Experiment 1: this suggests the ratings on different statements will be directly compared – “Transition from high passing ratings at low width to high launching ratings at high width would be successful replication”. Could you explain how “transition” will be tested for
Experiment 2: “Significantly higher launching ratings for standard than for camouflage stimuli would be successful replication. All other results would be failure to replicate. Reported effect of fixation were not interpreted by Michotte; interpretation here will depend on results” Could these possible interpretations please be given.
Also, the text here and in Table 1 suggests to me that the Experiment 2 analyses involve running a 1 way Fixation (yes, no) ANOVA and another 1 way Stimulus (camouflage, standard) ANOVA for each of the 5 camouflage stimuli, i.e. 10 ANOVAS (potentially x 2 for each statement reported on). Is that correct? If so, why ANOVA and not t-tests? To avoid running 10-20 ANOVAs, a linear mixed model that permits different means for the 5 different stimuli would probably be more appropriate. Something like Rating ~ Fixation + Stimulus + (1 | participant ID) + (1 | stimulus ID).
Experiment 3: “Significant effect of size of either object on launching ratings would discnfirm Michotte's claim. Non-Significant effect would be consistent with it” If the null is being predicted then Bayes Factors would be more appropriate so that you can make inferences about H0
Experiments 4, 5, 6, 13, 14: I’m not sure what the advantage of using Tukey posthocs is here. On my understanding it sounds like the appropriate test here is a single contrast testing for a linear trend
Experiments 7, 8, 9, 10: An ANOVA won’t be able to test this hypothesis. Multiple one-sample t-tests against 5 for each condition may be more appropriate
Experiments 11, 12: The ANOVA seems to be testing for effects of motion and speed (ie those are the factors), but the hypotheses pertain to differences between the scale ratings (launching vs pulling etc)
i. Will each experiment recruit a new (and non-overlapping) sample or will some participants take part in multiple studies? I think it’s important that participants only take part in 1.
ii.
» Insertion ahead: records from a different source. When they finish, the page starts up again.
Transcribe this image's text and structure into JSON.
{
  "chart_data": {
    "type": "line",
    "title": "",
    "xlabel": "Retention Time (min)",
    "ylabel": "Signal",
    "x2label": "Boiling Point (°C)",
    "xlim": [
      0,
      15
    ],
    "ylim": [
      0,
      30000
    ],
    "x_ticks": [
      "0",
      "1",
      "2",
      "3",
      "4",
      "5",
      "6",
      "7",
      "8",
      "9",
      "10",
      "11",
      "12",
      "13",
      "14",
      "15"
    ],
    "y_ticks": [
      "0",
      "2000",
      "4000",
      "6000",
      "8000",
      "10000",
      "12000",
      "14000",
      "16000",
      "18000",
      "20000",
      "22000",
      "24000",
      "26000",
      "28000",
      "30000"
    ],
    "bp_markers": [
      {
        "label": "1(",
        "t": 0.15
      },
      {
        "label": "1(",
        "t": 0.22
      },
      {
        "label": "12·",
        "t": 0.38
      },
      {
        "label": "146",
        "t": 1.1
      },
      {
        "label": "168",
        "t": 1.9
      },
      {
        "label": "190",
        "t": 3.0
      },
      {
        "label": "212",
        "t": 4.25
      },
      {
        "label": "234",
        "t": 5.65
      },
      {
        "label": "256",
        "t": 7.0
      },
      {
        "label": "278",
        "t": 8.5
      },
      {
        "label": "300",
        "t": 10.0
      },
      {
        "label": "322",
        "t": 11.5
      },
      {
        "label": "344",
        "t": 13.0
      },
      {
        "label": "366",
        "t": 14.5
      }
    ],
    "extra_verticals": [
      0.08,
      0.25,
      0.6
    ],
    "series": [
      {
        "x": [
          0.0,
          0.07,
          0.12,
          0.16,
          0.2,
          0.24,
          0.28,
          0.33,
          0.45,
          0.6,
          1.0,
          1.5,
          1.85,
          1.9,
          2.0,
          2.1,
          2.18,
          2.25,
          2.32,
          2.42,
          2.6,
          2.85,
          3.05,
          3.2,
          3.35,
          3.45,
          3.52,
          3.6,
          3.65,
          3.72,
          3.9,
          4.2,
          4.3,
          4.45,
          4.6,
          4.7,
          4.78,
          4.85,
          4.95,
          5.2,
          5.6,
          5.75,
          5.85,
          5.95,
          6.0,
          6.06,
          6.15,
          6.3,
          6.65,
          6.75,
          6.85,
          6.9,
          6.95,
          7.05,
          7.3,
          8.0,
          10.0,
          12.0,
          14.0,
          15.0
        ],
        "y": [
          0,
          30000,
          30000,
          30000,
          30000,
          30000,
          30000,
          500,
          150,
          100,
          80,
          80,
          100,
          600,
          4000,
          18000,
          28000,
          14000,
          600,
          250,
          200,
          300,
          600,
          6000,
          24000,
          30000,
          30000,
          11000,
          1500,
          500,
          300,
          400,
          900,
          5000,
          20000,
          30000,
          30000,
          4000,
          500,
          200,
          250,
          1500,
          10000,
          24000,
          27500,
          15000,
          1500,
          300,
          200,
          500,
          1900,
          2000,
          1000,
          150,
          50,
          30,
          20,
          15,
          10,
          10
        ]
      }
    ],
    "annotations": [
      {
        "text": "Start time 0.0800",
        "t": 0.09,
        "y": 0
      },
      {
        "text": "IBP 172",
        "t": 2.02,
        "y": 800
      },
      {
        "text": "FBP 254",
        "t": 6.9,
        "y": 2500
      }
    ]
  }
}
P4-5, L 95-102: “The perceptual nature of the launching effect is shown by evidence that it 96 can influence other contemporaneous perceptual processing. […] Detection occurred sooner for launching stimuli than for non-causal controls, supporting the 102 hypothesis that causality is constructed at an early stage of perceptual interpretation.”
I don’t think this is correct – differences in breakthrough time doesn’t mean the effect is perceptual. Participants must decide when to report a percept as present versus absent, and in that sense variations in breakthrough times may well be a function of differences in decision thresholds.
iii. P11, L275-277: “It is, however, important to the replication study that participants should, as far as possible, report perceptual impressions and not products of post-perceptual processing”
I think the point being made here is clearer later in the manuscript, but on my first reading it sounded to me as though participants were being asked the impossible – to report on some pre-decisional state of perceptual processing. Could this be reworded to make clear the point that particpants are being asked to report what they saw and not what they think following conscious deliberation?
iv. Power analysis: In my view it’s important to conduct a power analysis for each study. Most/all of the hypotheses can be tested with a t-test, so hopefully the calculations should be far more straightforward than powering for the multifactorial ANOVAs.
v. Table 2 (Rationale column): why does the smallest effect of interest change in each study? Is this the effect size that would be powered for given n = 50?